Atomic Design by Brad Frost. Credits: Snowball Digital.

Eventually, Figma released new component features like auto-layout, variants, and interactive components which meant that we had to update our component system from time to time.

Here's the 2022 update of our component library
Considerations:
  • Our components had to be WCAG-compliant. This was checked using the Stark Figma plugin.
  • Components states such as hover, disabled, active, selected, and default.

Building an internal documentation

A Design Language System is incomplete without a source of truth. Our documentation tool of choice was GitBook. The next step required from us was to know who we are as designers, to fill in the gaps in our design philosophy as a team.

Viana Design Guidelines was made just for that.

Besides building a visual library for our components, we had to make our microcopy consistent across platforms. Our tone and voice had to be defined, like how we write our empty state messages, error messages, as well as something as simple as datetime conventions.

There were a lot of setbacks and inconsistencies still from the team, a lot of miscommunication and passive designing, but eventually we have learned to adopt components as part of our workflow.

Eventually, the free Figma tier was becoming a problem. There were too many outdated components to count and we couldn't add any more pages for new features. To solve that, I tried to gain buy-in from the design team to move into the Figma professional plan, and with the help of our design lead, we pitched the idea to our company executives.

After tons of work and team alignments, we were ready to get our Viana Design System V1 out to our team members to start testing it, hoping we could derive relevant results and insights.

What did we get out of it?

Faster feedback gathering

Figma could be accessed from anywhere. Whether you were working on the apple ecosystem or a windows machine, prototypes and designs were readily accessible. If our Product Owner needed to review designs by the minute, they had direct access to our design files. Different prototype flows are accessible in one link so they could jump from one epic feature to another easily. As of writing, Figma is developing their own native mobile applications, which will help us get feedback even without having a computer nearby.

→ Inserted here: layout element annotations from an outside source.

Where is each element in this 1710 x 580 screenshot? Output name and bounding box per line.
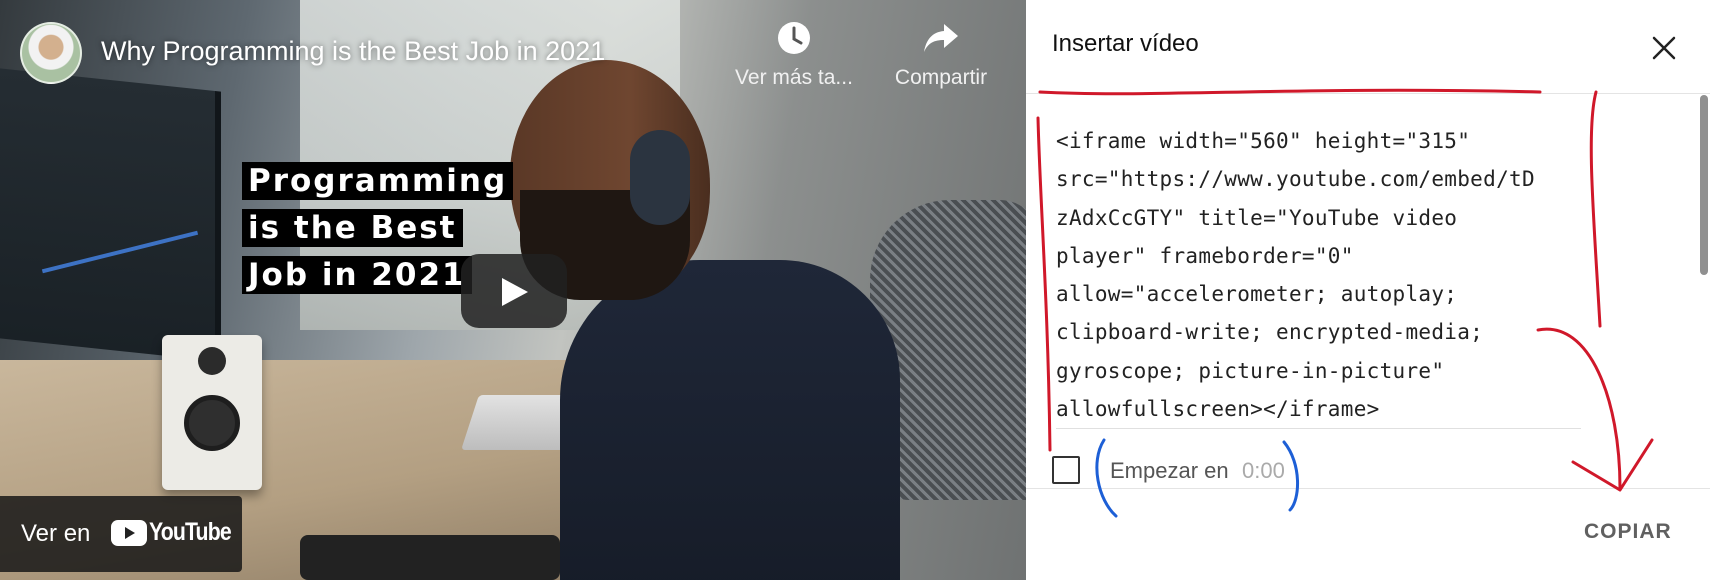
share-label: Compartir — [894, 66, 988, 89]
thumbnail-text-line: Job in 2021 — [242, 256, 472, 294]
code-line: player" frameborder="0" — [1056, 243, 1354, 268]
share-button[interactable]: Compartir — [871, 20, 1011, 90]
thumbnail-headphone — [630, 130, 690, 225]
watch-later-label: Ver más ta... — [735, 66, 853, 89]
copy-button[interactable]: COPIAR — [1584, 520, 1672, 544]
code-line: allowfullscreen></iframe> — [1056, 397, 1380, 422]
thumbnail-text-line: Programming — [242, 162, 514, 200]
thumbnail-person-body — [560, 260, 900, 580]
thumbnail-monitor — [0, 68, 221, 362]
code-box-underline — [1056, 428, 1581, 429]
code-line: allow="accelerometer; autoplay; — [1056, 282, 1458, 307]
thumbnail-text-line: is the Best — [242, 209, 463, 247]
dialog-title: Insertar vídeo — [1052, 30, 1199, 57]
embed-code-textarea[interactable]: <iframe width="560" height="315" src="htt… — [1056, 122, 1581, 428]
code-line: <iframe width="560" height="315" — [1056, 129, 1471, 153]
start-at-label: Empezar en — [1110, 458, 1229, 483]
share-arrow-icon — [924, 24, 958, 52]
panel-scrollbar[interactable] — [1700, 95, 1708, 275]
play-icon — [502, 278, 528, 306]
code-line: gyroscope; picture-in-picture" — [1056, 358, 1445, 383]
clock-icon — [778, 22, 810, 54]
channel-avatar[interactable] — [20, 22, 82, 84]
play-button[interactable] — [461, 254, 567, 328]
youtube-wordmark: YouTube — [149, 518, 232, 546]
code-line: zAdxCcGTY" title="YouTube video — [1056, 205, 1458, 230]
close-button[interactable] — [1646, 30, 1682, 66]
video-title-link[interactable]: Why Programming is the Best Job in 2021 — [101, 36, 605, 67]
youtube-play-logo-icon — [111, 520, 147, 546]
watch-on-youtube-button[interactable]: Ver en YouTube — [0, 496, 242, 572]
start-at-checkbox[interactable] — [1052, 456, 1080, 484]
dialog-divider — [1026, 93, 1710, 94]
thumbnail-speaker — [162, 335, 262, 490]
close-icon — [1652, 36, 1676, 60]
start-at-time-input[interactable]: 0:00 — [1242, 458, 1285, 484]
thumbnail-keyboard — [300, 535, 560, 580]
code-line: src="https://www.youtube.com/embed/tD — [1056, 167, 1535, 192]
dialog-footer-divider — [1026, 488, 1710, 489]
code-line: clipboard-write; encrypted-media; — [1056, 320, 1484, 345]
watch-on-label: Ver en — [21, 520, 91, 547]
embed-video-dialog: Insertar vídeo <iframe width="560" heigh… — [1026, 0, 1710, 580]
video-player[interactable]: Programming is the Best Job in 2021 Why … — [0, 0, 1026, 580]
watch-later-button[interactable]: Ver más ta... — [724, 20, 864, 90]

Faster feedback meant that we could have faster iterations. We could fail, dump ideas, and pivot faster.

Designers were more productive and efficient

The biggest improvement we gained from switching to Figma and having a set component library was increased workflow efficiency. As an agile startup, speed is the name of the game. We were expected to have designs ready by 2-3 days, and however possible this was for us, there were a lot of misalignment and inconsistencies within our designs. Input boxes, buttons, forms, and more were not part of a cohesive and harmonic identity.

From needing a week to present designs to stakeholders, we were able to reduce creating UI designs to 1-2 days (*depending on feature complexity). Our web portal components and design tokens were easily accessible in Figma across all project files (thanks to the professional plan).

Besides tokens, we had a reference for our microcopy. Something as simple as deciding what letter case a button or a label should have or perhaps when to use an ellipsis became an easy decision for designers.

Other improvements:

  • Improved UI testing
  • Optimized codebase
  • Improved user stories by Product Owners and Business Analysts
  • Improved component consistency
  • Improved brainstorming sessions through Figjam

What could we do better?

Given that it's all our first time to build a design system, there are still challenges that exist up to this day:

  • GitBooks provided limited capabilities. One suggestion would be to migrate to Zeroheight for documentation and align with existing portal components using Storybook.
  • Development-wide adoption
  • Open contributions and feedback gathering
  • Continuous improvement and maintenance of design components and libraries

Viana is a growing ecosystem of products, and there will be more challenges than solutions. A good start is a good start, nevertheless, and there is only one way to go but up.